Thanks for confirming that FIS is the recommended route for ERP posting.

I have one follow-up architecture question about how the FIS queue should be consumed.

In our scenario, the same approved expense report data may be needed by more than one internal process. For example, one process may be responsible for ERP posting, while other processes may need the same report/document data for separate downstream activities.

As per our current understanding, FIS behaves like a financial posting queue rather than a normal reporting API. Once a document is retrieved and later marked as posting success, it moves forward in Concur and may no longer be available from the same FIS queue response.

Can SAP please confirm the recommended design pattern for this kind of scenario?

Specifically:

  1. Should FIS normally be consumed by only one main integration process?

  2. If multiple internal processes need the same financial document data, what is SAP’s recommended approach?

  3. Is it correct that once posting success is sent back to FIS, the document will no longer be returned by the standard GET transactions call?

  4. Is there any supported way for multiple processes to independently retrieve the same FIS document from Concur, or is that not the intended usage?

  5. At what point should posting success be sent back to FIS — immediately after ERP posting succeeds, or only after all required downstream processing is complete?

  6. What is the recommended approach if ERP posting succeeds but another downstream process fails afterwards?
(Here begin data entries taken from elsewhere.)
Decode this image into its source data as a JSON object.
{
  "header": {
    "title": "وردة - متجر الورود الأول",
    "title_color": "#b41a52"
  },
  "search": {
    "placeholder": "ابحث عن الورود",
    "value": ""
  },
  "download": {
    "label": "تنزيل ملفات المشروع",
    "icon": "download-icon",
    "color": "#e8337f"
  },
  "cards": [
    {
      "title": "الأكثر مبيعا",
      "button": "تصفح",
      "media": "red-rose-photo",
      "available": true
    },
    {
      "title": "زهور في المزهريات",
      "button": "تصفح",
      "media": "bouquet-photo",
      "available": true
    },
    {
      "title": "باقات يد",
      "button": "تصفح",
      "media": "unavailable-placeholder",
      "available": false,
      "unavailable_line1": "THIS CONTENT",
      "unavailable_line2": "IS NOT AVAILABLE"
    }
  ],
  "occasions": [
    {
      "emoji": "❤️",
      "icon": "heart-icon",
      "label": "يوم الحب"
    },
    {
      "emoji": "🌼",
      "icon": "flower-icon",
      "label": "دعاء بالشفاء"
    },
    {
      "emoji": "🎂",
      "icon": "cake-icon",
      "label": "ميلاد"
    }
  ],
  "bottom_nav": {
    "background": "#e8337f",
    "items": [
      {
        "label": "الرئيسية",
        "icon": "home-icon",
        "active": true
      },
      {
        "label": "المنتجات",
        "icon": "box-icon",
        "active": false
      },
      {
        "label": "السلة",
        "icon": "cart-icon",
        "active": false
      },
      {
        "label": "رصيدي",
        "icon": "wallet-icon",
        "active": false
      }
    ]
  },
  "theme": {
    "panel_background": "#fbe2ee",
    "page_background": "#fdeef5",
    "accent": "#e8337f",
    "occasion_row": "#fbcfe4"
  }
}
We want to make sure we follow the intended FIS architecture and do not design multiple automations in a way that conflicts with how the FIS queue/status lifecycle is expected to work.

Mass
Routine Member - Level 1

Hi @sbisht 

I'll begin by stating that I'm the systems accountant and not the Integration developer.

 

We use Azure Integrations to push and pull data between multiple end points (Concur, MS D365 CRM and F&O, plus many other applications/systems).

We integrate Concur Expense with D365 F&O using a hybrid of FIS and Expense v4 for expenses, as we found at the time of development that not all required data was available in either Expense v4 or FIS. This was developed about 4 years ago so the missing expense data might now be solely available within FIS.
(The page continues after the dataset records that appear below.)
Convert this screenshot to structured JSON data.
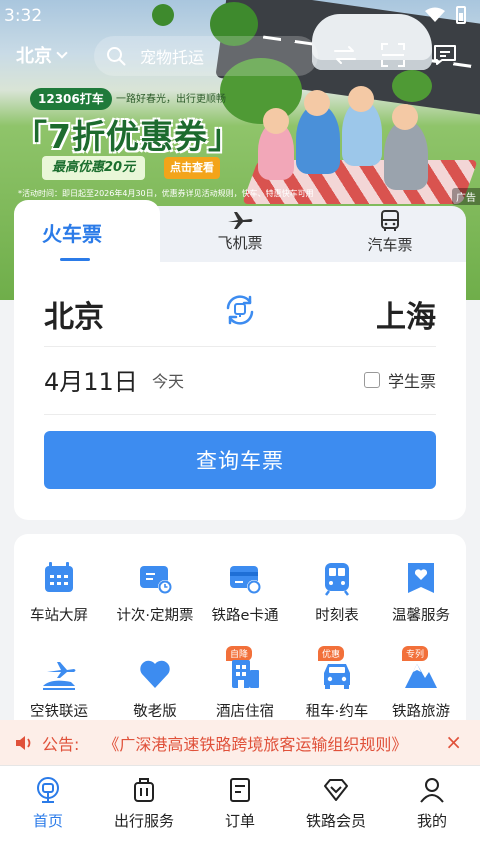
{
  "status_bar": {
    "time": "3:32"
  },
  "header": {
    "city": "北京",
    "search_placeholder": "宠物托运"
  },
  "banner": {
    "pill": "12306打车",
    "subtitle": "一路好春光，出行更顺畅",
    "title": "「7折优惠券」",
    "max_discount": "最高优惠20元",
    "cta": "点击查看",
    "note": "*活动时间：即日起至2026年4月30日，优惠券详见活动规则，快车、特惠快车可用",
    "ad_label": "广告"
  },
  "tabs": {
    "train": "火车票",
    "flight": "飞机票",
    "bus": "汽车票"
  },
  "booking": {
    "from": "北京",
    "to": "上海",
    "date": "4月11日",
    "day_label": "今天",
    "student_label": "学生票",
    "search_button": "查询车票"
  },
  "services": [
    {
      "label": "车站大屏",
      "icon": "station-screen-icon"
    },
    {
      "label": "计次·定期票",
      "icon": "ticket-card-icon"
    },
    {
      "label": "铁路e卡通",
      "icon": "e-card-icon"
    },
    {
      "label": "时刻表",
      "icon": "train-timetable-icon"
    },
    {
      "label": "温馨服务",
      "icon": "heart-service-icon"
    },
    {
      "label": "空铁联运",
      "icon": "air-rail-icon"
    },
    {
      "label": "敬老版",
      "icon": "heart-icon"
    },
    {
      "label": "酒店住宿",
      "icon": "hotel-icon",
      "tag": "自降"
    },
    {
      "label": "租车·约车",
      "icon": "car-icon",
      "tag": "优惠"
    },
    {
      "label": "铁路旅游",
      "icon": "mountain-icon",
      "tag": "专列"
    }
  ],
  "notice": {
    "label": "公告:",
    "text": "《广深港高速铁路跨境旅客运输组织规则》"
  },
  "bottom_nav": [
    {
      "label": "首页",
      "icon": "home-train-icon"
    },
    {
      "label": "出行服务",
      "icon": "luggage-icon"
    },
    {
      "label": "订单",
      "icon": "order-icon"
    },
    {
      "label": "铁路会员",
      "icon": "diamond-icon"
    },
    {
      "label": "我的",
      "icon": "user-icon"
    }
  ],
  "colors": {
    "primary": "#2b7be8",
    "button": "#3d8cf0",
    "notice": "#e0513a",
    "tag": "#f2703a"
  }
}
We also send HR and Project data from F&O to Concur to maintain User records and List data.

 

We have opted to extract expense claims that are Approved into our central Azure integration and from here it is pushed to a D365 F&O staging table, before using a custom posting service batch job to create and post the journals. We do not send posting successes back to Concur, so all claims remain with a status of "sent for payment" and can be repulled if required. If there is an issue with the expense data then we repair it within the F&O staging table rather than send back to Concur, as more often that not it cannot be repaired in Concur.

 

I hope some of this is relevant and can assist you.

Mass

sbisht
Occasional Member - Level 1

Thank you @Mass , this is really helpful and gives good insight into how other teams are handling this scenario in a real implementation.

This also confirms that the concern is legitimate: in real-world integrations, the same approved expense data may be needed by more than one downstream process, and the standard FIS lifecycle may not always fit neatly without some careful design decisions.

I will share this with our solution team for internal discussion.

In the meantime, I will wait for @KevinD  to provide an official SAP response on the recommended design pattern for this scenario, especially around whether multiple downstream processes should rely on FIS directly, when posting success should be sent back, and what SAP recommends if the data needs to be reused after ERP posting.